Wesley W. Terpstra wesley at terpstra.ca
Wed Aug 30 05:09:28 PDT 2006


On Aug 30, 2006, at 12:34 PM, Vesa Karvonen wrote:
> val Y =
>     fn f =>
>        let
>           val f' = ref (fn _ => raise Fail "Y")
>           val f'' = fn x => !f' x
>        in
>           f' := f f''
>         ; f''
>        end
Nice. I had completely forgotten about using side effects.
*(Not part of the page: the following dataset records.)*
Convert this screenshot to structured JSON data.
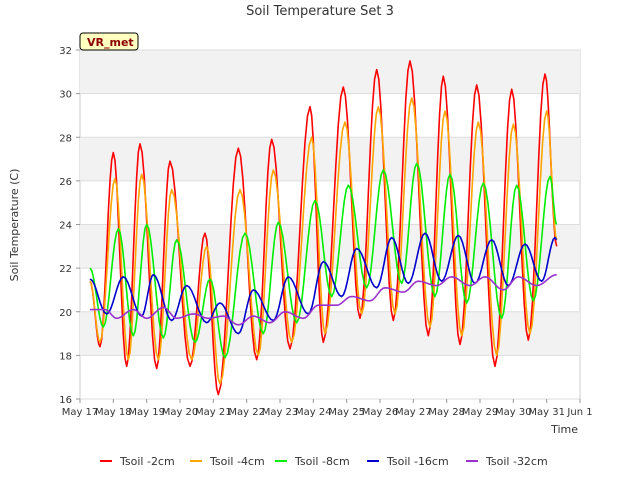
{
  "chart_data": {
    "type": "line",
    "title": "Soil Temperature Set 3",
    "xlabel": "Time",
    "ylabel": "Soil Temperature (C)",
    "station_label": "VR_met",
    "xlim": [
      0,
      15
    ],
    "ylim": [
      16,
      32
    ],
    "grid": true,
    "legend_position": "bottom",
    "x_tick_labels": [
      "May 17",
      "May 18",
      "May 19",
      "May 20",
      "May 21",
      "May 22",
      "May 23",
      "May 24",
      "May 25",
      "May 26",
      "May 27",
      "May 28",
      "May 29",
      "May 30",
      "May 31",
      "Jun 1"
    ],
    "y_ticks": [
      16,
      18,
      20,
      22,
      24,
      26,
      28,
      30,
      32
    ],
    "x_unit_note": "x values are days from May 17",
    "series": [
      {
        "name": "Tsoil -2cm",
        "color": "#ff0000",
        "points": [
          [
            0.3,
            21.4
          ],
          [
            0.6,
            18.4
          ],
          [
            1.0,
            27.3
          ],
          [
            1.4,
            17.5
          ],
          [
            1.8,
            27.7
          ],
          [
            2.3,
            17.4
          ],
          [
            2.7,
            26.9
          ],
          [
            3.3,
            17.5
          ],
          [
            3.75,
            23.6
          ],
          [
            4.15,
            16.2
          ],
          [
            4.75,
            27.5
          ],
          [
            5.3,
            17.8
          ],
          [
            5.75,
            27.9
          ],
          [
            6.3,
            18.3
          ],
          [
            6.9,
            29.4
          ],
          [
            7.3,
            18.6
          ],
          [
            7.9,
            30.3
          ],
          [
            8.4,
            19.7
          ],
          [
            8.9,
            31.1
          ],
          [
            9.4,
            19.6
          ],
          [
            9.9,
            31.5
          ],
          [
            10.45,
            18.9
          ],
          [
            10.9,
            30.8
          ],
          [
            11.4,
            18.5
          ],
          [
            11.9,
            30.4
          ],
          [
            12.45,
            17.5
          ],
          [
            12.95,
            30.2
          ],
          [
            13.45,
            18.7
          ],
          [
            13.95,
            30.9
          ],
          [
            14.3,
            23.0
          ]
        ]
      },
      {
        "name": "Tsoil -4cm",
        "color": "#ffa500",
        "points": [
          [
            0.3,
            21.4
          ],
          [
            0.6,
            18.6
          ],
          [
            1.05,
            26.1
          ],
          [
            1.45,
            17.8
          ],
          [
            1.85,
            26.3
          ],
          [
            2.35,
            17.8
          ],
          [
            2.75,
            25.6
          ],
          [
            3.35,
            17.8
          ],
          [
            3.8,
            23.0
          ],
          [
            4.2,
            16.7
          ],
          [
            4.8,
            25.6
          ],
          [
            5.35,
            18.0
          ],
          [
            5.8,
            26.5
          ],
          [
            6.35,
            18.6
          ],
          [
            6.95,
            28.0
          ],
          [
            7.35,
            19.0
          ],
          [
            7.95,
            28.7
          ],
          [
            8.45,
            19.9
          ],
          [
            8.95,
            29.4
          ],
          [
            9.45,
            19.9
          ],
          [
            9.95,
            29.8
          ],
          [
            10.5,
            19.3
          ],
          [
            10.95,
            29.2
          ],
          [
            11.45,
            18.9
          ],
          [
            11.95,
            28.7
          ],
          [
            12.5,
            18.0
          ],
          [
            13.0,
            28.6
          ],
          [
            13.5,
            19.0
          ],
          [
            14.0,
            29.2
          ],
          [
            14.3,
            23.3
          ]
        ]
      },
      {
        "name": "Tsoil -8cm",
        "color": "#00ee00",
        "points": [
          [
            0.3,
            22.0
          ],
          [
            0.7,
            19.3
          ],
          [
            1.15,
            23.8
          ],
          [
            1.6,
            18.9
          ],
          [
            2.0,
            24.0
          ],
          [
            2.5,
            18.8
          ],
          [
            2.9,
            23.3
          ],
          [
            3.45,
            18.6
          ],
          [
            3.9,
            21.5
          ],
          [
            4.35,
            17.9
          ],
          [
            4.95,
            23.6
          ],
          [
            5.5,
            19.0
          ],
          [
            5.95,
            24.1
          ],
          [
            6.5,
            19.5
          ],
          [
            7.05,
            25.1
          ],
          [
            7.55,
            20.7
          ],
          [
            8.05,
            25.8
          ],
          [
            8.6,
            21.1
          ],
          [
            9.1,
            26.5
          ],
          [
            9.65,
            21.3
          ],
          [
            10.1,
            26.8
          ],
          [
            10.65,
            20.7
          ],
          [
            11.1,
            26.3
          ],
          [
            11.6,
            20.4
          ],
          [
            12.1,
            25.9
          ],
          [
            12.65,
            19.7
          ],
          [
            13.1,
            25.8
          ],
          [
            13.6,
            20.5
          ],
          [
            14.1,
            26.2
          ],
          [
            14.3,
            24.0
          ]
        ]
      },
      {
        "name": "Tsoil -16cm",
        "color": "#0000cc",
        "points": [
          [
            0.3,
            21.5
          ],
          [
            0.8,
            19.9
          ],
          [
            1.3,
            21.6
          ],
          [
            1.85,
            19.8
          ],
          [
            2.2,
            21.7
          ],
          [
            2.75,
            19.6
          ],
          [
            3.2,
            21.2
          ],
          [
            3.8,
            19.5
          ],
          [
            4.2,
            20.4
          ],
          [
            4.75,
            19.0
          ],
          [
            5.2,
            21.0
          ],
          [
            5.8,
            19.6
          ],
          [
            6.25,
            21.6
          ],
          [
            6.85,
            19.9
          ],
          [
            7.3,
            22.3
          ],
          [
            7.85,
            20.7
          ],
          [
            8.3,
            22.9
          ],
          [
            8.9,
            21.1
          ],
          [
            9.35,
            23.4
          ],
          [
            9.85,
            21.3
          ],
          [
            10.35,
            23.6
          ],
          [
            10.85,
            21.4
          ],
          [
            11.35,
            23.5
          ],
          [
            11.85,
            21.3
          ],
          [
            12.35,
            23.3
          ],
          [
            12.85,
            21.2
          ],
          [
            13.35,
            23.1
          ],
          [
            13.85,
            21.4
          ],
          [
            14.25,
            23.4
          ],
          [
            14.3,
            23.3
          ]
        ]
      },
      {
        "name": "Tsoil -32cm",
        "color": "#9932cc",
        "points": [
          [
            0.3,
            20.1
          ],
          [
            0.75,
            20.1
          ],
          [
            1.1,
            19.7
          ],
          [
            1.6,
            20.1
          ],
          [
            2.0,
            19.7
          ],
          [
            2.5,
            20.2
          ],
          [
            2.9,
            19.7
          ],
          [
            3.4,
            19.9
          ],
          [
            3.85,
            19.7
          ],
          [
            4.3,
            19.8
          ],
          [
            4.75,
            19.4
          ],
          [
            5.2,
            19.8
          ],
          [
            5.7,
            19.5
          ],
          [
            6.15,
            20.0
          ],
          [
            6.7,
            19.7
          ],
          [
            7.15,
            20.3
          ],
          [
            7.7,
            20.3
          ],
          [
            8.15,
            20.7
          ],
          [
            8.7,
            20.5
          ],
          [
            9.15,
            21.1
          ],
          [
            9.7,
            20.9
          ],
          [
            10.15,
            21.4
          ],
          [
            10.7,
            21.2
          ],
          [
            11.15,
            21.6
          ],
          [
            11.7,
            21.2
          ],
          [
            12.15,
            21.6
          ],
          [
            12.7,
            21.0
          ],
          [
            13.15,
            21.6
          ],
          [
            13.7,
            21.2
          ],
          [
            14.3,
            21.7
          ]
        ]
      }
    ]
  }
}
>           exception E of exn -> 'a -> 'b
That, however, would be a datatype. :-)

>> let rec fix f x = f (fix f) x
> I assume Wesley wants to disallow the use of built-in recursion as  
> well.
I did, but skaller's implementation is definitely the prettiest. :-)

> A function of type
>    ('a -> 'a) -> 'a
> can not return normally in SML.  Intuitively the reason for this is
> that the function would need to create a value of any type and that
> is impossible

Makes sense to me. However, I think the problem has more to do with  
laziness. I bet if you did it in Haskell, it would work.
   val Y : ('a -> 'a) -> 'a = fn g => (fn x => x (T x)) (fn (T x) =>  
g (x (T x)))
The (x (T x)) need not be evaluated right away in Haskell, so only if  
the recursive call is needed would a lazy language need to evaluate  
the parameter.

I am no Haskell programmer, but
   val Y : ((unit -> 'a) -> 'a) -> 'a = fn g => (fn x => x (T x)) (fn  
(T x) => fn () => g (x (T x))) ()
seems to do much the same thing that a lazy language would.